Having a title that indicates you’re a team leader isn’t the same thing as truly being one. Find out what qualities your employees admire in others and make it clear that they can’t simply tell you that you’re the only person they look up to. It always helps to learn new ways to boost your own leadership skills.
What can we do to make meetings more effective?
Employees often find meetings waste time, taking them away from important tasks pertaining to prototyping, product development, etc. For obvious reasons, though, they’re reluctant to say so. Make sure they have a chance to voice their opinions on this subject. Ask them what you can do to make meetings as effective as possible, and don’t be afraid to investigate new research on the subject.
You might also be holding meetings too frequently. When you’re in the middle of something important, meetings can disrupt the flow of work. Once everyone knows what they need to accomplish, it can be helpful to get out of their way.
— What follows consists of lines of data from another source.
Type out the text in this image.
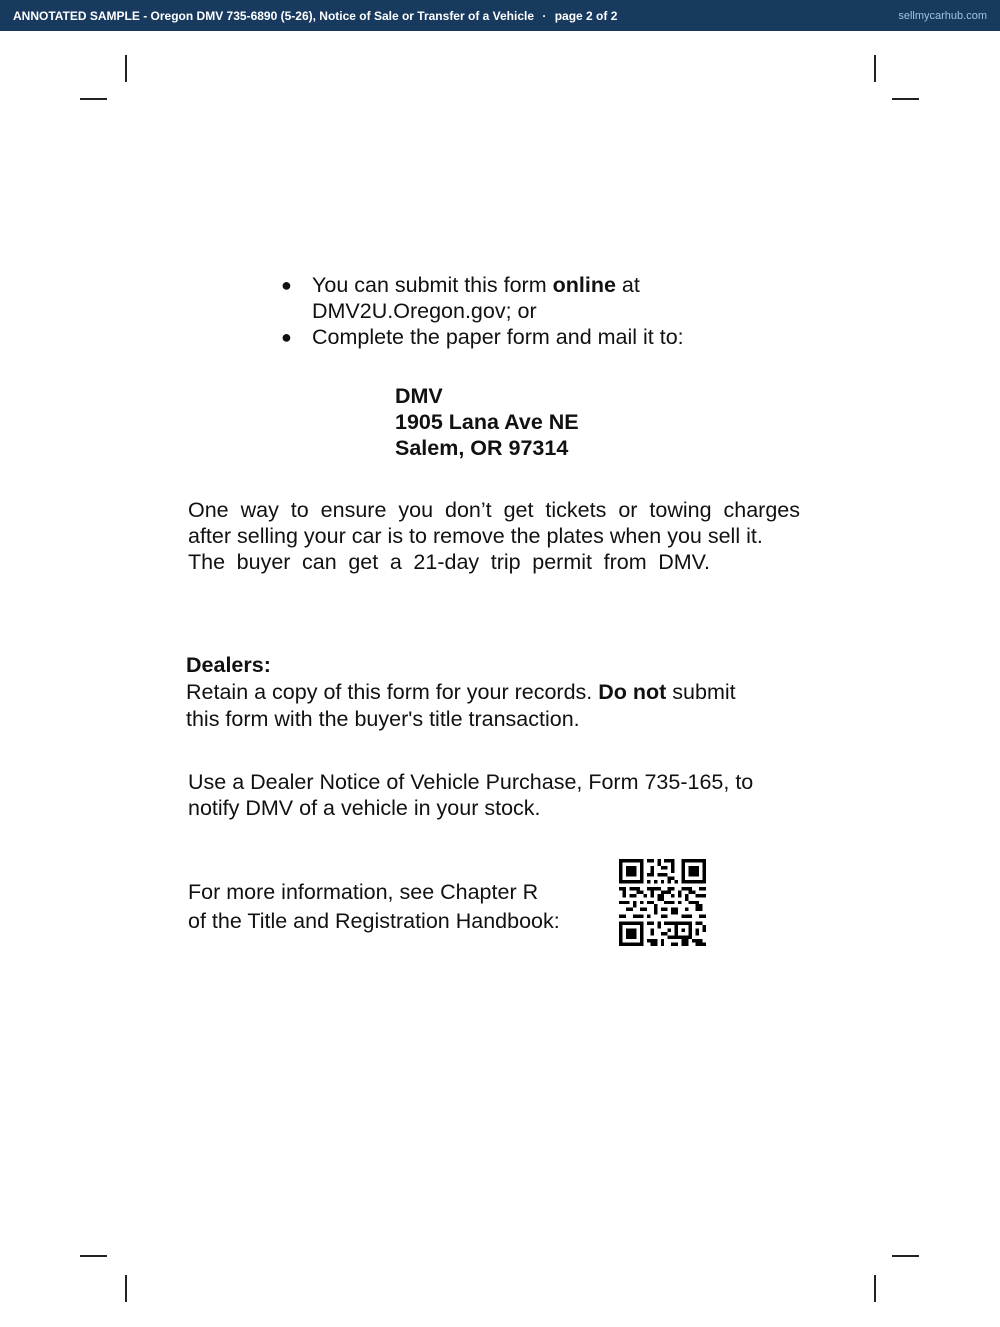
ANNOTATED SAMPLE - Oregon DMV 735-6890 (5-26), Notice of Sale or Transfer of a Vehicle · page 2 of 2	sellmycarhub.com
● You can submit this form online at
DMV2U.Oregon.gov; or
● Complete the paper form and mail it to:
DMV
1905 Lana Ave NE
Salem, OR 97314
One way to ensure you don’t get tickets or towing charges
after selling your car is to remove the plates when you sell it.
The buyer can get a 21-day trip permit from DMV.
Dealers:
Retain a copy of this form for your records. Do not submit
this form with the buyer's title transaction.
Use a Dealer Notice of Vehicle Purchase, Form 735-165, to
notify DMV of a vehicle in your stock.
For more information, see Chapter R
of the Title and Registration Handbook:
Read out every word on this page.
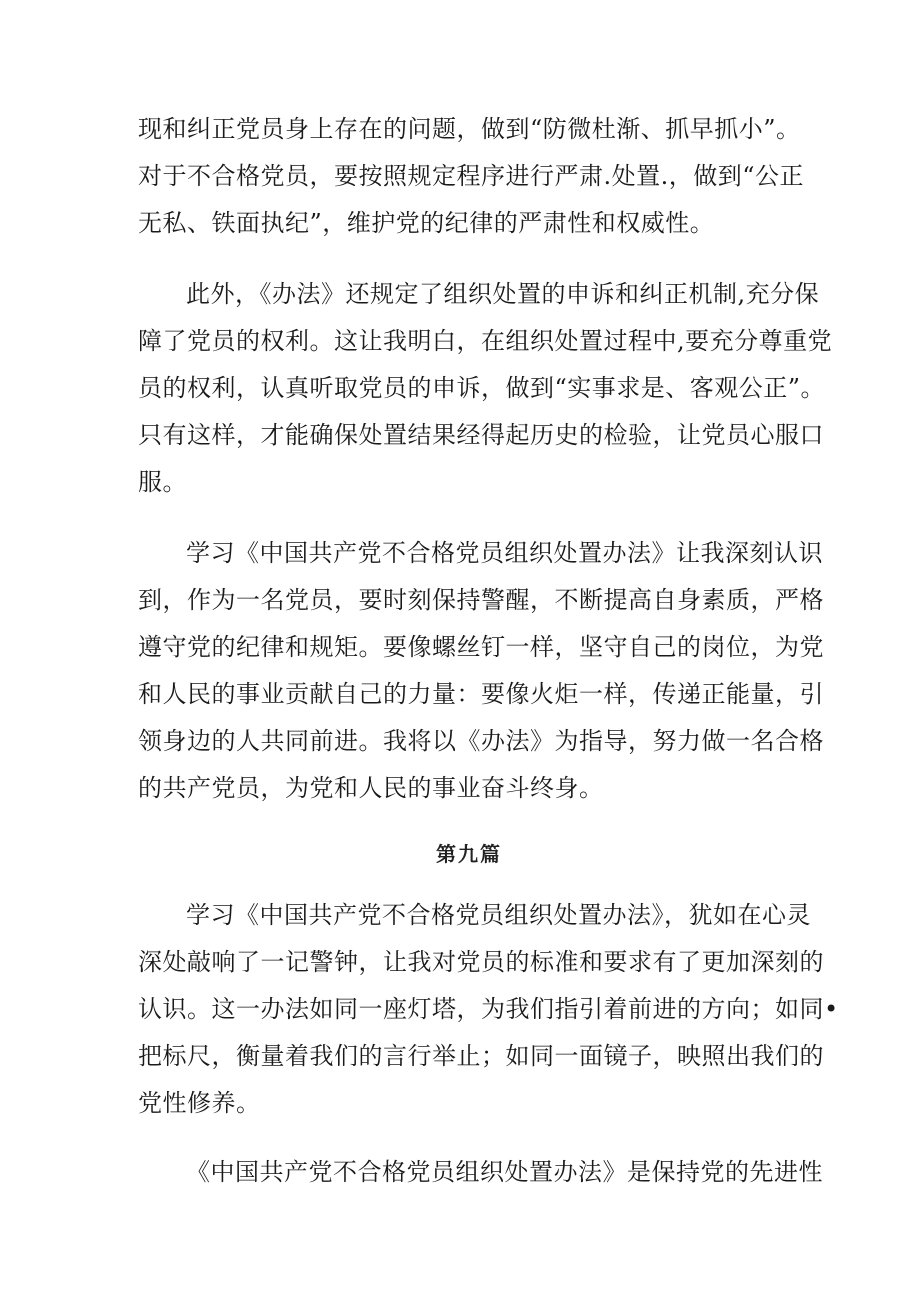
现和纠正党员身上存在的问题，做到“防微杜渐、抓早抓小”。
对于不合格党员，要按照规定程序进行严肃.处置.，做到“公正
无私、铁面执纪”，维护党的纪律的严肃性和权威性。

此外，《办法》还规定了组织处置的申诉和纠正机制,充分保
障了党员的权利。这让我明白，在组织处置过程中,要充分尊重党
员的权利，认真听取党员的申诉，做到“实事求是、客观公正”。
只有这样，才能确保处置结果经得起历史的检验，让党员心服口
服。

学习《中国共产党不合格党员组织处置办法》让我深刻认识
到，作为一名党员，要时刻保持警醒，不断提高自身素质，严格
遵守党的纪律和规矩。要像螺丝钉一样，坚守自己的岗位，为党
和人民的事业贡献自己的力量：要像火炬一样，传递正能量，引
领身边的人共同前进。我将以《办法》为指导，努力做一名合格
的共产党员，为党和人民的事业奋斗终身。

第九篇

学习《中国共产党不合格党员组织处置办法》，犹如在心灵
深处敲响了一记警钟，让我对党员的标准和要求有了更加深刻的
认识。这一办法如同一座灯塔，为我们指引着前进的方向；如同•
把标尺，衡量着我们的言行举止；如同一面镜子，映照出我们的
党性修养。

《中国共产党不合格党员组织处置办法》是保持党的先进性
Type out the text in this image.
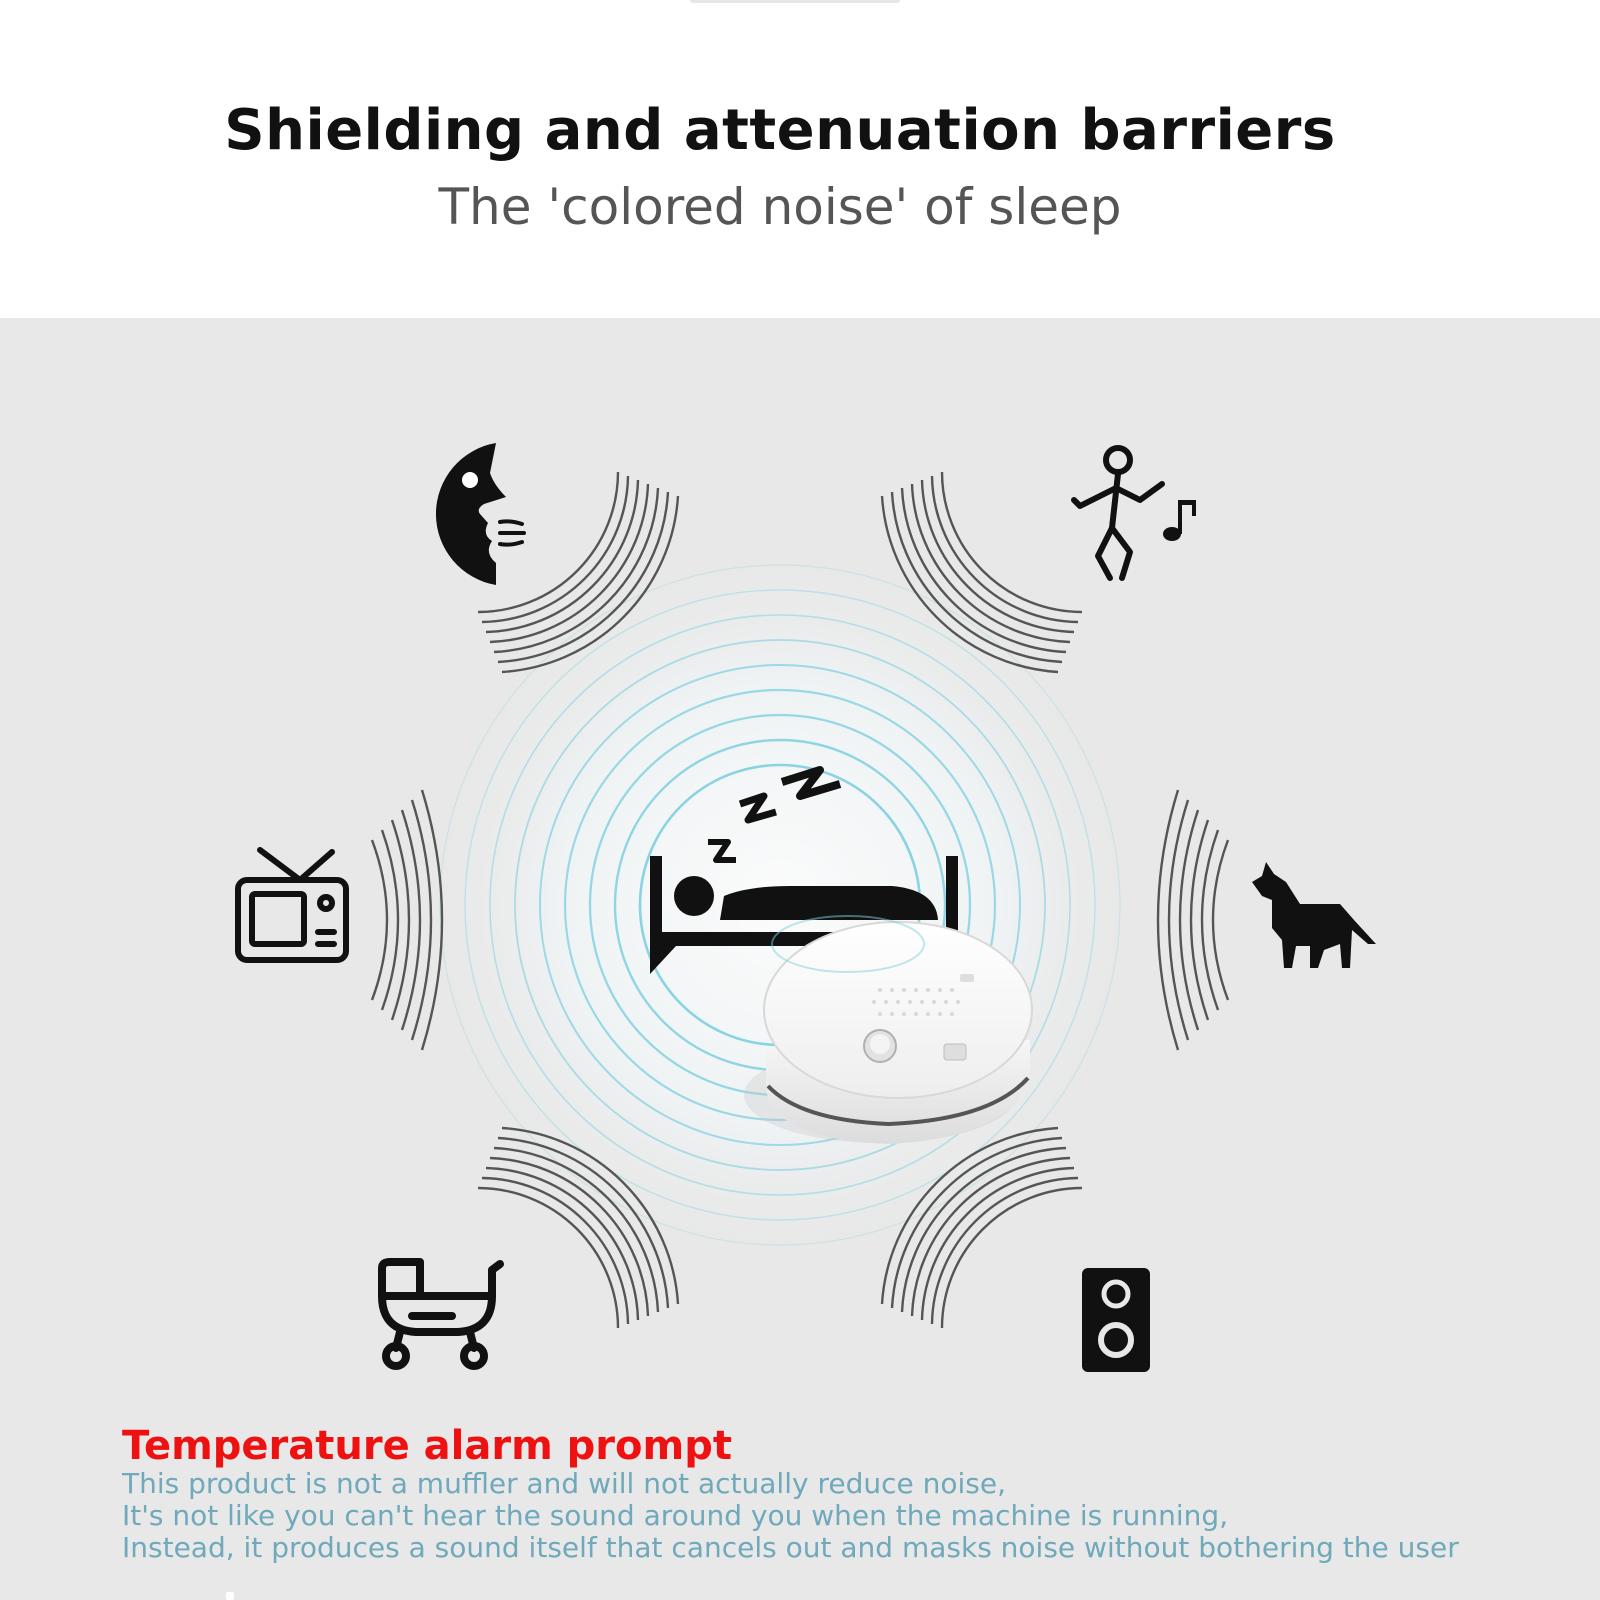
Shielding and attenuation barriers
The 'colored noise' of sleep

Temperature alarm prompt

This product is not a muffler and will not actually reduce noise,

It's not like you can't hear the sound around you when the machine is running,

Instead, it produces a sound itself that cancels out and masks noise without bothering the user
How can we improve as a company?
There’s always room for improvement within your organisation. As a leader, you may be focused on the major changes you can make, while your employees might pick up on the smaller, but no less important details. Perhaps you can invest in more useful software, or maybe there’s a simple way to reduce daily operating costs. Let your team members weigh in on these issues. Major companies like British Airways have benefited from this: the airline saved $31 million thanks to an employee suggestion strategy.
How would you rank your energy level?
Research indicates that when employees feel happier and more energetic overall, their performance improves. Too often, team members looking to make a good impression will exhaust themselves. Your staff can spend literally all day in front of a computer screen, but this behaviour is neither sustainable nor optimal. They may appear to be more productive, but in reality, they’re sowing the seeds of burnout.
Luckily, there are many simple ways you can help employees increase their energy levels. Maybe they need more exercise: you could arrange for brief “walking meetings” throughout the week. Sometimes all they need is a little more coffee, something that’s easy to provide. Some studies indicate that a lack of resources, and not just high job demands, plays a key role in burnout.
You can get to know your employees better. By asking them questions, you’ll learn what you’re doing right, where you can improve, and how each team member feels about the overall organization.